Engaging and Variety. Participants found the training program useful, engaging, and well composed. Participants were satisfied with the variation of the learning methods and highlighted the interaction with other participants as inspiring and engaging. One participant wrote: “Very helpful to hear about others' experiences with the approach.” Another participant wrote: “There is always a lot to learn, reflect on, and have a conversation about.” Participants described their new understanding of how OD can be a useful tool in the treatment process. One participant wrote that the training program was engaging and clarifying. Another wrote: “For each training day I become more and more convinced that OD is a useful approach for the patients and their social network.” Another wrote: “A lot of different aspects in network meetings [are] brought up during the training program.” Feedback such as “great,” “nice day,” “good and open,” and “engaging” appeared in the text. Some participants found it challenging that other participants had different starting points in the OD approach, creating the possibility of misunderstandings. Some participants described concerns of other participants that they assumed could not grasp what the project leaders talked about. They were worried about participants with the least knowledge. Could these participants miss the message of the learning process? Yet, no participants actualized this matter in written feedback.
The aim of the current study was to explore and describe participants' experiences with the training program “Open Dialogue in Network Meetings.” In the following section we will discuss three main themes related to our research questions and findings: (a) Developing an OD Training Program, (b) Competence Development “From Novice to Expert,” and (c) Participation and Commitments.
Developing an OD Training Program
There are no standardized programs or manuals that describe how to conduct a training program in OD and this might be a challenge to those trying to implement the OD approach (Florence et al., 2020).

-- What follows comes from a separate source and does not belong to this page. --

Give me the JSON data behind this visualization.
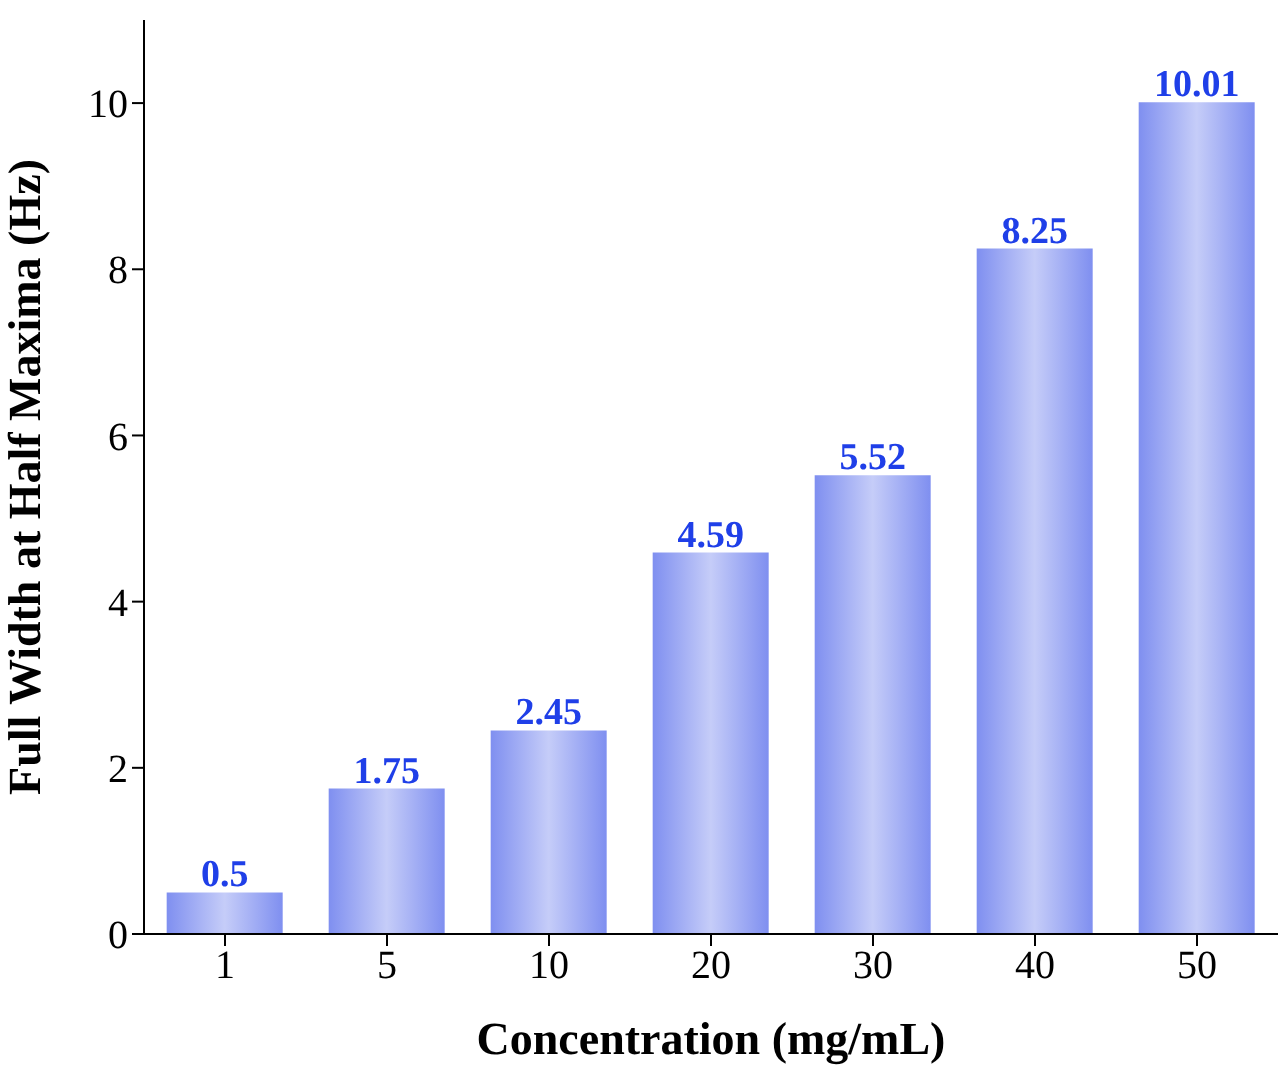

Despite this challenge, local implementation practices have been developed in different contexts around the world (Buus et al., 2017). Some efforts in standardizing the approach have been made. In Norway, Vigrestad and Hellandshølen (2012) have written a book on how to conduct network meetings based on their own experiences with practicing OD in network meetings. Olson et al. (2014) presented 12 fidelity criteria for practicing OD. Unlike findings from the Collaborative Network Approach (CNA) study and Parachute projects, in which the authors pointed to a resistance of the OD model to fidelity criteria and standardization (Florence et al., 2020; Hopper et al., 2020), participants in our study found the 12 fidelity criteria to be helpful elements in the training program. Together with the key markers developed by Eiterå et al. (2014), these “manuals” helped participants get a grip on the OD approach.
Our training program was designed as a dialogical program, expecting and motivating for dialogical processes and interactions between participants. This process contradicts a set standard, manual-based program. Our findings show that participants found the training program interesting, useful, and suitable. These findings may indicate that the construction of the conducted training program was successful. The essence of a dialogical approach, with its lack of set standard manuals, might prevent high-level comparisons. According to Buus et al. (2017), most of the fidelity criteria constructed for OD were not designed in such a way that they could be used in standardized measurements. Seikkula and Arnkil (2013) point out that context is an important factor in research studies, as does the CNA study (Florence et al., 2020) and the Parachute project (Hopper et al., 2020). Implementation science in general shows that implementation projects are most effective when tailoring a program fit for the exact context (Flottorp & Aakhus, 2013). This tailoring supports the variation of learning programs in OD around the world. Buus et al.'s (2017) scoping review indicates that it is challenging to adopt and implement OD, and suggests that OD teaching, training, and supervision need to be carefully planned and be protected as intrinsic to the approach. These findings coincide with our project, where the importance of training and supervision as a major part of our training program were highlighted. Participants in our study also pointed out the importance of training sessions.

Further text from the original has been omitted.